Cowan’s earlier works dealt with sexual hygiene and the evils of tobacco, but in What to Eat, and How to Cook It he turned to diet. Food and culinary practice had become more complex in American middle-class society by 1870, and Cowan’s cookbook blasted his countrymen for eating “conglomerate mixtures,” ingredients “mixed in all shapes, in all measures, and under all conditions.” He believed that overly manipulated, processed foods led to a “clogged brain” and a “sickly and unenjoyable life.” His conclusion was that, “To live a sweet healthy life implies the use of simple, nutritious food, cooked in a plain, simple manner, and as nearly in its natural relations as possible.”
What to Eat, and How to Cook It is an almost exclusively vegetarian cookbook that advocates natural foods consisting mostly of grains, fruits, and vegetables, very simply prepared. Although lean roast beef is permitted in moderation, the list of banned foods is long and sobering: salt, spices, vinegar, tea, coffee, chocolate, fat, virtually all meats, and above all fish. Milk, butter, and cheese are considered “abnormal,” but are allowed in some of the simple recipes. In addition to chapters on many grains, vegetables, and fruits, the book contains sections on food and drink for the sick, water, rules for eating, food not to eat, poisons in daily use, and preserving fruits and vegetables. The book also contains the first known recipe for frying green tomatoes, following the suggestion by New England farmers that this was a use for the many green tomatoes that remained on the vine after the first frost.

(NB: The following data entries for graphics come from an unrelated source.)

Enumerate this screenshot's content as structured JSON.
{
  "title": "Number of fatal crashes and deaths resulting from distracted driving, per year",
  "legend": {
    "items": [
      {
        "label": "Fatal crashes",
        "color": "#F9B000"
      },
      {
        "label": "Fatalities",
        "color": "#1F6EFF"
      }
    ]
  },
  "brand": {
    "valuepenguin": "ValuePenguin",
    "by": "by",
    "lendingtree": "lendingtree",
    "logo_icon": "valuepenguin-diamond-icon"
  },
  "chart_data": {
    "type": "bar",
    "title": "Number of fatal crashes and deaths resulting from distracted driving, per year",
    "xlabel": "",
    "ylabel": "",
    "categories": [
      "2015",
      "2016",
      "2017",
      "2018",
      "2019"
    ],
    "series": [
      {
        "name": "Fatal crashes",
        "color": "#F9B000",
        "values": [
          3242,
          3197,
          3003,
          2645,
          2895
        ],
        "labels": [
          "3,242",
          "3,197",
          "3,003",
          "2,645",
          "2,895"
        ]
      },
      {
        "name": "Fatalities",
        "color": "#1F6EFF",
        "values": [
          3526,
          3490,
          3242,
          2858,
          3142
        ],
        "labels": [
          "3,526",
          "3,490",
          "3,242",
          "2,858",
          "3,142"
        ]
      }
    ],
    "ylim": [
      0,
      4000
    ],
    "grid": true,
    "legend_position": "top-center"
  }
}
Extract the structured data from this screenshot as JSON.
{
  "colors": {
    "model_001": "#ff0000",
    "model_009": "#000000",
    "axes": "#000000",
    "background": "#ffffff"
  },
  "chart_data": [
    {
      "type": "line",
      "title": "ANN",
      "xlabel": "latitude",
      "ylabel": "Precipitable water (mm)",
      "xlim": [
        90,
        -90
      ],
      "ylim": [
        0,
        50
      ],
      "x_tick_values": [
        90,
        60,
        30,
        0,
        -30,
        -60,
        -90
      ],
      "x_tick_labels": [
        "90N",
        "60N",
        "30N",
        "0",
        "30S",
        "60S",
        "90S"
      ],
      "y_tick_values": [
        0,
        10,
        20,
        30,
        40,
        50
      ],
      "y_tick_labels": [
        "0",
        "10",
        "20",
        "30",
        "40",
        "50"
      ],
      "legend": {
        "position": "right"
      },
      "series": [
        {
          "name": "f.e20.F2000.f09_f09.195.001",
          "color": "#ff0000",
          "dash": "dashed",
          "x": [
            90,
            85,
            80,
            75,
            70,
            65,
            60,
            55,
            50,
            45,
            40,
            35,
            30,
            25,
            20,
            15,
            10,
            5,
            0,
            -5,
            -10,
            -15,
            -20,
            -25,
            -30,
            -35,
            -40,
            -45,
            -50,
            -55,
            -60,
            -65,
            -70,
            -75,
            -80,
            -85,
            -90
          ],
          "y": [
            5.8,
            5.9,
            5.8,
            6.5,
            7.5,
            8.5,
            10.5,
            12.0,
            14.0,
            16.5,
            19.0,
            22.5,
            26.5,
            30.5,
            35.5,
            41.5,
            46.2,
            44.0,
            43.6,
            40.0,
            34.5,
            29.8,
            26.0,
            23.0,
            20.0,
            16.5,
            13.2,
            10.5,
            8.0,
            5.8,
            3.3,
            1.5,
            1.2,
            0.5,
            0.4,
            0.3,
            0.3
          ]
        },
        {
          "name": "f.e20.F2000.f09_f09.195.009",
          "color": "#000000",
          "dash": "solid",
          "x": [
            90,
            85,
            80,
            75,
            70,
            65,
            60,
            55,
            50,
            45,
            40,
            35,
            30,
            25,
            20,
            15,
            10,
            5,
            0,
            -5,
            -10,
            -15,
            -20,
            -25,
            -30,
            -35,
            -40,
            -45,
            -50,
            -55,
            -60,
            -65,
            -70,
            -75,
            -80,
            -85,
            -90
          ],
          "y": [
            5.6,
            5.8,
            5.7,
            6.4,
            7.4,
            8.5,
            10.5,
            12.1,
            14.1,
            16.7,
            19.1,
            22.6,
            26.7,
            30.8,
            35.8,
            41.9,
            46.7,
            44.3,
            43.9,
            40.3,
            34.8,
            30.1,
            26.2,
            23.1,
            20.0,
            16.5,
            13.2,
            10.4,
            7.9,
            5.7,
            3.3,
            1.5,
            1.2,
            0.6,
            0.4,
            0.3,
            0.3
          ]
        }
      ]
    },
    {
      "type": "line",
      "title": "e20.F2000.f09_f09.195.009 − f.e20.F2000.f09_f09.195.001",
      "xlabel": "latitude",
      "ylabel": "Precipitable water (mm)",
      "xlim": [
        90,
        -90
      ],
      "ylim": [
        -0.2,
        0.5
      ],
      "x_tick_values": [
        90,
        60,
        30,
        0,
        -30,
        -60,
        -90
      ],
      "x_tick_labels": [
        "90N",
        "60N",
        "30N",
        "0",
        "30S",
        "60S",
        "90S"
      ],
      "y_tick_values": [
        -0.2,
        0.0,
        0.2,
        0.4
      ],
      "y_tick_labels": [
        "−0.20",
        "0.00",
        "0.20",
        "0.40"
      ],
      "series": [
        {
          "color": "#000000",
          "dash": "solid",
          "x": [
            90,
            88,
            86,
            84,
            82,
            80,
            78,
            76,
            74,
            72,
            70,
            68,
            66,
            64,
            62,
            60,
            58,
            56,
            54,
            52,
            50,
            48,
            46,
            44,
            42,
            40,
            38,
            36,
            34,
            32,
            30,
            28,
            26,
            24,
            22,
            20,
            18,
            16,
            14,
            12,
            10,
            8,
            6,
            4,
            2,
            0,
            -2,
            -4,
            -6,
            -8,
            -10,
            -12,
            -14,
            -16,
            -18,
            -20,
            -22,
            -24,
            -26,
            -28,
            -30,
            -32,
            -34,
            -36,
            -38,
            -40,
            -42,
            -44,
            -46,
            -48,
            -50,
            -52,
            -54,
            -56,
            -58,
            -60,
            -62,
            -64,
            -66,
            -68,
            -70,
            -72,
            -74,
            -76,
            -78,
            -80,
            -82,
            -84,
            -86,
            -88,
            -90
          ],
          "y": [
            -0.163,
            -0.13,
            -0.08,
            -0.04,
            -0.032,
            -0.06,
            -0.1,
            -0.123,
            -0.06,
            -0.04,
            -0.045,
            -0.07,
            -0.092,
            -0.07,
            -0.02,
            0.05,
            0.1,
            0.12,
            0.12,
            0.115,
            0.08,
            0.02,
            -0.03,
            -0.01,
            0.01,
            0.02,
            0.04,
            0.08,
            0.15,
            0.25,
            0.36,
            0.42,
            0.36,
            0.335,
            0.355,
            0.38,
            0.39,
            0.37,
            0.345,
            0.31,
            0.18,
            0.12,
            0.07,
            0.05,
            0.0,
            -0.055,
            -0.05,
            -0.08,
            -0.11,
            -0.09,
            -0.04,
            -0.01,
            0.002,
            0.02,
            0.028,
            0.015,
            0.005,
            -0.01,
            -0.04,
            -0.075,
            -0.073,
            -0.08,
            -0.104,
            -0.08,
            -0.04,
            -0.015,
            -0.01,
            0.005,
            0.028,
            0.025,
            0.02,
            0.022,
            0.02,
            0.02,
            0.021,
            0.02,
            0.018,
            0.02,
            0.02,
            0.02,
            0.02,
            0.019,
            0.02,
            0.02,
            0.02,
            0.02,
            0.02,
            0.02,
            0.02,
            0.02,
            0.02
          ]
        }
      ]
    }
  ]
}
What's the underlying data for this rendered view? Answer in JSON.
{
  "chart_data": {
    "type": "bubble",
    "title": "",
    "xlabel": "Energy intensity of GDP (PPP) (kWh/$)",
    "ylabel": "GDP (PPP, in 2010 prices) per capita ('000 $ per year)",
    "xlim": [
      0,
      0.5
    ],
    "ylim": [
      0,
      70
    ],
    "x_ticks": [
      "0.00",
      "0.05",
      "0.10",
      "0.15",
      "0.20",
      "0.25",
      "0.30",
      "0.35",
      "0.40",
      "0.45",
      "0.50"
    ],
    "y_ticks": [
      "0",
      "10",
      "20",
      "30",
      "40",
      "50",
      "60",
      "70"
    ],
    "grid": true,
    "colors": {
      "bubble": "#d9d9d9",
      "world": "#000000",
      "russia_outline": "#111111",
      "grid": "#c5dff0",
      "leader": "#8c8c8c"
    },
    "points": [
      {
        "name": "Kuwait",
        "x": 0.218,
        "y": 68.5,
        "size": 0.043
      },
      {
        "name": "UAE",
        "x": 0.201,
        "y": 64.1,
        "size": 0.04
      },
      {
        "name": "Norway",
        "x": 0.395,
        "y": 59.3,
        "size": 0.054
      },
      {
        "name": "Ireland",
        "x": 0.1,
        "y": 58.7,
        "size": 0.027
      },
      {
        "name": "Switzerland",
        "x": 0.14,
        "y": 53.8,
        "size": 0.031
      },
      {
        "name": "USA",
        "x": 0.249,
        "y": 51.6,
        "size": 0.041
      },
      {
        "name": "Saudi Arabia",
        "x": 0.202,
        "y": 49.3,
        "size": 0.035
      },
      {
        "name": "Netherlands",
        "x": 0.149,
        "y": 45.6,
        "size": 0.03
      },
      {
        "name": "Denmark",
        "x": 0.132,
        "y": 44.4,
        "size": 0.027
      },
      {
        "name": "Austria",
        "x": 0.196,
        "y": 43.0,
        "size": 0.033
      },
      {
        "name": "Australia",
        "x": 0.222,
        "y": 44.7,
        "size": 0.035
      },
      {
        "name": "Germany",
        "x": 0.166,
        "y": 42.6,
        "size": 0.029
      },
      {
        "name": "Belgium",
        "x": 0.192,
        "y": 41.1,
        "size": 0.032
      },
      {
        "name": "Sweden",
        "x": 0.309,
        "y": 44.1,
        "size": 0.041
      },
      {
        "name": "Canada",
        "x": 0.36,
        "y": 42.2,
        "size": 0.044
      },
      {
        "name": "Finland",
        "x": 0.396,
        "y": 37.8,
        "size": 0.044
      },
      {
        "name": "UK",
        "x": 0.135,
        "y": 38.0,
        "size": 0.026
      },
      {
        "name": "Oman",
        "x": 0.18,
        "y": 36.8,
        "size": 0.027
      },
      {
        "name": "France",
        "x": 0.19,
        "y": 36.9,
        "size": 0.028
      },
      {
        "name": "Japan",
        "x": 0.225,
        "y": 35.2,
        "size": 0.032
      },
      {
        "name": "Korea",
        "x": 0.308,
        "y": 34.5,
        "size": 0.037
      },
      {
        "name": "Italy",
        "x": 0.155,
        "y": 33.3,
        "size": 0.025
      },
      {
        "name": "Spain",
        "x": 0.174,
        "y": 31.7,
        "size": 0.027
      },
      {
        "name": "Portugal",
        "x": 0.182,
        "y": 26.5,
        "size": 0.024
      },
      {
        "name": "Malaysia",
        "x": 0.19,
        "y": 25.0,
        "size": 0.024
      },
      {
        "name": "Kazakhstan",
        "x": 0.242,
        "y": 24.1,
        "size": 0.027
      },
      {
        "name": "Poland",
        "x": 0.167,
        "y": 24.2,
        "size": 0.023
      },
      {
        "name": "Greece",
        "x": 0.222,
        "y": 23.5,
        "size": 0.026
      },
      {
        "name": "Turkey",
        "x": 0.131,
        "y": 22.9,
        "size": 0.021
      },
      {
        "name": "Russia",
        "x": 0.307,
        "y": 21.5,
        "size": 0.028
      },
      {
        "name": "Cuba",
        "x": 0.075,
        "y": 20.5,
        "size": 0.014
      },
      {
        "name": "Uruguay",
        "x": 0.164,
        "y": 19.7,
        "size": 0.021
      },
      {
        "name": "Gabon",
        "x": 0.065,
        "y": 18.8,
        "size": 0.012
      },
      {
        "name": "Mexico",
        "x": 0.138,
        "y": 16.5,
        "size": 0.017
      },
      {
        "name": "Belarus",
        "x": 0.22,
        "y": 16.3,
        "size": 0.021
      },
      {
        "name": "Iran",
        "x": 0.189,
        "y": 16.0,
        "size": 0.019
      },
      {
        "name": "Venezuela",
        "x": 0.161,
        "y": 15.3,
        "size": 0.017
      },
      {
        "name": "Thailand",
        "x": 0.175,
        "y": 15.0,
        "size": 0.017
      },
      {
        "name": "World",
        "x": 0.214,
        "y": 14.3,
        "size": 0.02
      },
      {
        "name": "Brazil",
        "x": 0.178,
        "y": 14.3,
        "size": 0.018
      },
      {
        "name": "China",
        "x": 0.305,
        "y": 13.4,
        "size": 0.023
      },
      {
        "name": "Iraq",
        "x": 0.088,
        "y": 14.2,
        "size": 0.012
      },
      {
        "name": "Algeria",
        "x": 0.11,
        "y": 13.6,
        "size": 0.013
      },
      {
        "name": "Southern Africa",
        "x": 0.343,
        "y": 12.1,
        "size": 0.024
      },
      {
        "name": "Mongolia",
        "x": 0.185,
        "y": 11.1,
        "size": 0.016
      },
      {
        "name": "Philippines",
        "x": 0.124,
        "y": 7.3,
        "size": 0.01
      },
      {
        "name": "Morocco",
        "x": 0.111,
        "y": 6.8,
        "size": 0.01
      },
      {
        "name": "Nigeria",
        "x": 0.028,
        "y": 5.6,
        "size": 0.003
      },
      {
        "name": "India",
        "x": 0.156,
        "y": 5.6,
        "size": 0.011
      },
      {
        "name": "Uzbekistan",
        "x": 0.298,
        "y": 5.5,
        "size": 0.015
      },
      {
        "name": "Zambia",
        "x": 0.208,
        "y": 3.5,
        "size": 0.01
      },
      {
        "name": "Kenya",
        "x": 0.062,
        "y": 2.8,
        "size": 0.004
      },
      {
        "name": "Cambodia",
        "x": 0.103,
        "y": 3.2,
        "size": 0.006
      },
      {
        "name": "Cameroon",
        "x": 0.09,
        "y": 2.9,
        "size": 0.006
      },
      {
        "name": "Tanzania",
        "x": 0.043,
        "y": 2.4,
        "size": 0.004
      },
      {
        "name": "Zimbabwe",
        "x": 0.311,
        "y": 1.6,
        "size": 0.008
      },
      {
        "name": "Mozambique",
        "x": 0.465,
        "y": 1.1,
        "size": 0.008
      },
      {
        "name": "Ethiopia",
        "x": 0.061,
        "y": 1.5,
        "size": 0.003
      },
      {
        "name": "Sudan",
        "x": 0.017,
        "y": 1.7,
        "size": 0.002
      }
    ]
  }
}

This edition of What to Eat, and How to Cook It was reproduced by permission from the volume in the collection of the American Antiquarian Society, Worcester, Massachusetts. Founded in 1812 by Isaiah Thomas, a Revolutionary War patriot and successful printer and publisher, the society is a research library documenting the lives of Americans from the colonial era through 1876. The society collects, preserves, and makes available as complete a record as possible of the printed materials from the early American experience. The cookbook collection comprises approximately 1,100 volumes.